Feasibility of Early Automated Vital Sign Instability Detection in Children Admitted to the Pediatric Intensive Care Unit

Georg Seidel1, Srinivas Murthy2, Cheryl Peters2, Philipp Rostalski1, Matthias Görges2
1Universität zu Lübeck, 2The University of British Columbia


Abstract

Children admitted to the Pediatric Intensive Care Unit (PICU) are at risk of deterioration, which if left untreated or undetected can result in cardiac arrest. Outcomes after pediatric cardiac arrest, even for witnessed, in-hospital events, remain poor. Thus, early detection of deterioration is paramount; ideally, long before the risk of harm has increased. However, a low false positive rate is also important, to avoid alarm fatigue. The purpose of this work was to develop an algorithm for early detection of deterioration by analyzing instabilities that lead to cardiac arrest in local vital signs data.
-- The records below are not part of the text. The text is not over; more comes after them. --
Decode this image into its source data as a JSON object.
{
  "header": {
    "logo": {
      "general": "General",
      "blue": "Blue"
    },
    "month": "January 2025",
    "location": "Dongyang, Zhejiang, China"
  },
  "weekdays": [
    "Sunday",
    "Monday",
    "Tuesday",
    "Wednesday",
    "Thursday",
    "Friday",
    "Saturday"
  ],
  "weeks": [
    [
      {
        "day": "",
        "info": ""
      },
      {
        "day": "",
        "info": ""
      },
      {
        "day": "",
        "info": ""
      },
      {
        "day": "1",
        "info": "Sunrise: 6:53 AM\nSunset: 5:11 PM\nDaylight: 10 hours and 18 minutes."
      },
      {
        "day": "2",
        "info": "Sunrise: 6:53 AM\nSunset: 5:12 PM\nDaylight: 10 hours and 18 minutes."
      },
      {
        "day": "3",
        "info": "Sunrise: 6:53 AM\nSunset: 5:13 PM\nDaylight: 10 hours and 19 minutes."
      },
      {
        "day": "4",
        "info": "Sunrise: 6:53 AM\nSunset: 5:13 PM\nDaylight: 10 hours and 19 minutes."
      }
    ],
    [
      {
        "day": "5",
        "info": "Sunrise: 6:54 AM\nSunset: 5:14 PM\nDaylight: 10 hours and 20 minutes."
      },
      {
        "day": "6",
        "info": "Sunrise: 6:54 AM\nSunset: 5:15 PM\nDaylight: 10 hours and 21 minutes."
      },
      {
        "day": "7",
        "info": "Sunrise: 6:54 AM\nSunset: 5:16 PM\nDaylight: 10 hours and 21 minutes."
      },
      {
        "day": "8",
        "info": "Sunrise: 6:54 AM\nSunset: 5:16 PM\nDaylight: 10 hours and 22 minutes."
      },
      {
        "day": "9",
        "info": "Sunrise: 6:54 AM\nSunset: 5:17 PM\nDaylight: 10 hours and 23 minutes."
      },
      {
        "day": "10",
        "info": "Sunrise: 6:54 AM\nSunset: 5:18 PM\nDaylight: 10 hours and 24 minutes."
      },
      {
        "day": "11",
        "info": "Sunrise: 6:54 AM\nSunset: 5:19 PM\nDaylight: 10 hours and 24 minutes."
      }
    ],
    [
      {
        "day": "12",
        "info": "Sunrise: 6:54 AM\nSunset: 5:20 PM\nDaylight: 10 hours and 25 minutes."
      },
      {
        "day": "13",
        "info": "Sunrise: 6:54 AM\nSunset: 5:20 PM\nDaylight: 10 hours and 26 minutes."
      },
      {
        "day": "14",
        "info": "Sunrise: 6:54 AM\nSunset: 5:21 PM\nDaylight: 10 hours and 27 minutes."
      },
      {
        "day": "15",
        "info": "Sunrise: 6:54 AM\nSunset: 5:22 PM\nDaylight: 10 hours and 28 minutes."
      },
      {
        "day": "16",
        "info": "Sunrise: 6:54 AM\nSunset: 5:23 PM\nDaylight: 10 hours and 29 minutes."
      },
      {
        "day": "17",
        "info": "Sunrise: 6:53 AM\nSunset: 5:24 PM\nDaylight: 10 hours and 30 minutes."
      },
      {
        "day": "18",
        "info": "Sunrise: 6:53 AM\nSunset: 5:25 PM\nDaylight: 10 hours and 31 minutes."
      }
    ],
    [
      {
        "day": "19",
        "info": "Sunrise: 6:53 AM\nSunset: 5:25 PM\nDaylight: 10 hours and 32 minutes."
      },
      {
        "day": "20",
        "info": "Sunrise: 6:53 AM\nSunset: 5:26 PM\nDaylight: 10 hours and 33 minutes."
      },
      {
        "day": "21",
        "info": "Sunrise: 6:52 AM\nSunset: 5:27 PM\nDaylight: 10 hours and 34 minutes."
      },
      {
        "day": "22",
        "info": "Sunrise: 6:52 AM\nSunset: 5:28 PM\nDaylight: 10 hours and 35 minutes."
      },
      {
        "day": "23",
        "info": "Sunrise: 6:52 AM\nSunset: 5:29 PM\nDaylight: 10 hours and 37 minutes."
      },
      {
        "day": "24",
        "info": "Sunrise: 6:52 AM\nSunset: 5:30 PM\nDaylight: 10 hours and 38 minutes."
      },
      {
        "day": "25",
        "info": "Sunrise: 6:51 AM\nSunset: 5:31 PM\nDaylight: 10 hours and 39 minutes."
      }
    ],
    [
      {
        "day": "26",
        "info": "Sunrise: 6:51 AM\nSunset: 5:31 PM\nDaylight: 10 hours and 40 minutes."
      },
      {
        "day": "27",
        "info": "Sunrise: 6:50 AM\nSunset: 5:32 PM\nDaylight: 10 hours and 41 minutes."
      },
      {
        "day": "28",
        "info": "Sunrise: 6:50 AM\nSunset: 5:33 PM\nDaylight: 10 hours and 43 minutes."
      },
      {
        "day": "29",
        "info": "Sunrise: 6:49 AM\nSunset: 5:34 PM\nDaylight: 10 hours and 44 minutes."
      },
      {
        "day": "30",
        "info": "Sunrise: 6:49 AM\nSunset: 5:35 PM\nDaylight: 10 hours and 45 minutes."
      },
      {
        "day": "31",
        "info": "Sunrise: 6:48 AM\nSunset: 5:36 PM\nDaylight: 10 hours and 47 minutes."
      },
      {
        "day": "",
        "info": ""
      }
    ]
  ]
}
With ethics board approval, 8-hour segments of vital signs data from children admitted to BC Children’s Hospital’s PICU were extracted from a local database (n=96) and split, by patient, into training (n=67) and test (n=29) sets. A rule-based algorithm was chosen for its simplicity and transparency to gain acceptance among physicians. It detects vital sign instabilities based on variability, deviations from previous states, and the integral between baseline and trend. Thresholds were used to trigger potential events if multiple rules agreed on a potential event. A PICU attending physician provided the ground truth for episodes indicative of vital signs instability or their absence. Algorithm performance was calculated by splitting the trend data into 15-minute episodes, and counting the number of expected and predicted instabilities within these blocks.

Using the test data, the proposed algorithm detected 91.6% of episodes correctly (92.4% in the training data), with 83.5% true negatives, 8% true positives, 3% false positives and 6% false negatives. Thus, the specificity was 96.8% and the sensitivity 59.2% with the test data.

The rule-based algorithm demonstrated a clinically adequate performance. Feedback from a second physician indicated the need to include longer-term changes to anticipate future deterioration, which will be explored in future work.